Car manufacturers have constantly reminded government ministers of potential damage to supply lines by the imposition of trade barriers. They would assert that decades of foreign investment (FDI) in the UK car industry was made in good faith in the knowledge that Britain, with its flexible and liberalized economy, provided the best entry point for the more lucrative EU market. In fairness, other factors also played a part – not least that UK employment laws were less restrictive than in mainland Europe as a result of the Thatcher government’s reforms in the 1980s.

No Deal?

There is still a question whether Britain leaves next year without a deal. Although this looks unlikely, Michel Barnier’s team at the EU Commission prepares for this scenario – taking repeated threats from the hard Brexit camp at face value. Tracking progress for the shape of an eventual deal is not easy, but clues are already appearing. French President Macron’s visit to London on Thursday 18th January helped to re-invigorate the ‘Entent Cordiale’ which historically focused on European military defence cooperation. A renewed Calais Agreement to maintain a tight border on migration would also help to improve Franco-Anglo relations.

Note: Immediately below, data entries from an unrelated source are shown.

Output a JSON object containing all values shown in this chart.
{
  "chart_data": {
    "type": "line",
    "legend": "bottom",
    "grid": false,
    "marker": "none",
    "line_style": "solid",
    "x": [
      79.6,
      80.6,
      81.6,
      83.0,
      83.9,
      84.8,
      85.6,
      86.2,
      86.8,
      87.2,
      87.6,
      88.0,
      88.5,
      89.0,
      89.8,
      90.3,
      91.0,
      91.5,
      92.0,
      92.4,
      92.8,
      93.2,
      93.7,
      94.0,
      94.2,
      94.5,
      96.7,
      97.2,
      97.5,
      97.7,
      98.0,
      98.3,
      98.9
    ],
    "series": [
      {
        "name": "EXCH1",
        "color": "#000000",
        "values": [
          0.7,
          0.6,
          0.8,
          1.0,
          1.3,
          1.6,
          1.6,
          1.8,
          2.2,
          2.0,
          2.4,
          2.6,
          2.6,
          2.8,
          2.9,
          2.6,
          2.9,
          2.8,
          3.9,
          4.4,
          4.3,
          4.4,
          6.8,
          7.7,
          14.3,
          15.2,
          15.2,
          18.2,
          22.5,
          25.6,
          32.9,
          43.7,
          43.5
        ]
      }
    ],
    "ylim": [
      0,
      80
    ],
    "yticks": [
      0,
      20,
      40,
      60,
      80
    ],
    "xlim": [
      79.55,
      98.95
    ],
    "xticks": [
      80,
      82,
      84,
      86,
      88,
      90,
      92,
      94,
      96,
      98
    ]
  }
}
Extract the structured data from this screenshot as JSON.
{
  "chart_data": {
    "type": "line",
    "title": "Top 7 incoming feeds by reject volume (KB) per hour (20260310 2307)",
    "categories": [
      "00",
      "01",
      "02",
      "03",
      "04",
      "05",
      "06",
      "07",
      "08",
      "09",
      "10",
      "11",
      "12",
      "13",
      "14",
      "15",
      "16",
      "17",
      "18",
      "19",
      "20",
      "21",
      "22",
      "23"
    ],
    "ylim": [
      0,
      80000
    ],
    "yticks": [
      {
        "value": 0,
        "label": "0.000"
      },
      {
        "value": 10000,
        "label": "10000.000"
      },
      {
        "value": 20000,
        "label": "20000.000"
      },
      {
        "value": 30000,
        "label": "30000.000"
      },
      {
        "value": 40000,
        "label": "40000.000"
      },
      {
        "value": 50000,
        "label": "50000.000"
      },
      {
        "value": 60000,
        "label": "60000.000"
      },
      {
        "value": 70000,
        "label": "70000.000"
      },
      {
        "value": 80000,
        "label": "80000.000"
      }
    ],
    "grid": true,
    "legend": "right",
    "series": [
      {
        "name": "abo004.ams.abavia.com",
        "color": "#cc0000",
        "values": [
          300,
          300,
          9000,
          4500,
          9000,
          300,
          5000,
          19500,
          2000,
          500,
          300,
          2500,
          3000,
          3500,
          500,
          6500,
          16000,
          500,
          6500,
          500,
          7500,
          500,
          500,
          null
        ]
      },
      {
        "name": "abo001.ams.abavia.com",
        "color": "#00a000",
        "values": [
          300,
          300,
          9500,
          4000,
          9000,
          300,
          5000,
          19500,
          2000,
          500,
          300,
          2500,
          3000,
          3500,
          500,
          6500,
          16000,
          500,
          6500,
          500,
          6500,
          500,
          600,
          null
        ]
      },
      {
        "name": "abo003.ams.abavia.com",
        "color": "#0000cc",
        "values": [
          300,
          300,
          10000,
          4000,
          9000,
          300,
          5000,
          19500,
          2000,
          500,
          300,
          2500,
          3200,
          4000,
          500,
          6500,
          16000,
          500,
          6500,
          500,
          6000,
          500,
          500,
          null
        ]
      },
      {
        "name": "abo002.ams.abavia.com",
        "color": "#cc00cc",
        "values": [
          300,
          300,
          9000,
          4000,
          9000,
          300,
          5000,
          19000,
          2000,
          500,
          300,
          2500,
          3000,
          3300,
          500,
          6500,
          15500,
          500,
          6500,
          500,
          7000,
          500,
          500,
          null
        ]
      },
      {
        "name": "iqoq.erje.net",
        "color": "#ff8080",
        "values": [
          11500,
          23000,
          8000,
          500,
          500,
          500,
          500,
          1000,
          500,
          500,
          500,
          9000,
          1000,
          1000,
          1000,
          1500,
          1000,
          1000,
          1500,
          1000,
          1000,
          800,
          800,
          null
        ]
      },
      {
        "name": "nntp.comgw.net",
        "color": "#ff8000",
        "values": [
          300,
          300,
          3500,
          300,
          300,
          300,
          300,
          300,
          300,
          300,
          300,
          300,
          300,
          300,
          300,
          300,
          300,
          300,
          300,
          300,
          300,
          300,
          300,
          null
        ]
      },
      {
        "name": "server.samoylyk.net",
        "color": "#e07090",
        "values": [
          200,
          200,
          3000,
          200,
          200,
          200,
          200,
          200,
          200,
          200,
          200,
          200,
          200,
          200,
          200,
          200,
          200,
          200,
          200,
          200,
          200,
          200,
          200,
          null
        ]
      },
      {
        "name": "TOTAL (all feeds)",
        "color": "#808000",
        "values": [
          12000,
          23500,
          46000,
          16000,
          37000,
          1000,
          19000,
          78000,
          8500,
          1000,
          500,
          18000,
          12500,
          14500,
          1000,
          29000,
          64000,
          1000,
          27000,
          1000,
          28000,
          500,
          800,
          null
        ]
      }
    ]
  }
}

But on a post- Brexit trade agreement Macron stands firm in stating:

“If you want access to the single market – including financial services be – my guest. But you need to contribute to the budget and acknowledge European Jurisdiction. There will be no hypocrisy in this respect otherwise it would not work. It would destroy the single market.”

It is hard to see from this statement that the EU27 will weaken from this stance, or that France can be persuaded of a more pragmatic approach by other EU members.

However, this did not stop PM Theresa May from re-iterating her desire for a deep and special partnership with the EU: “I believe it should cover goods and services.” She went on to say “I think the city of London will continue to be a major global financial centre… That is an advantage not just for the UK, it’s actually good for Europe and good for the global financial system.”


In the coming months, understandably, Britain will seek to pick off different EU states to push forward its vision of future trade relations. It is unlikely this “divide-and-rule” strategy will ultimately succeed, and it may well delay the satisfactory outcome of negotiations within the agreed timeline. It is in the interest of both sides to hammer out a deal for the stability of the EU and UK economies.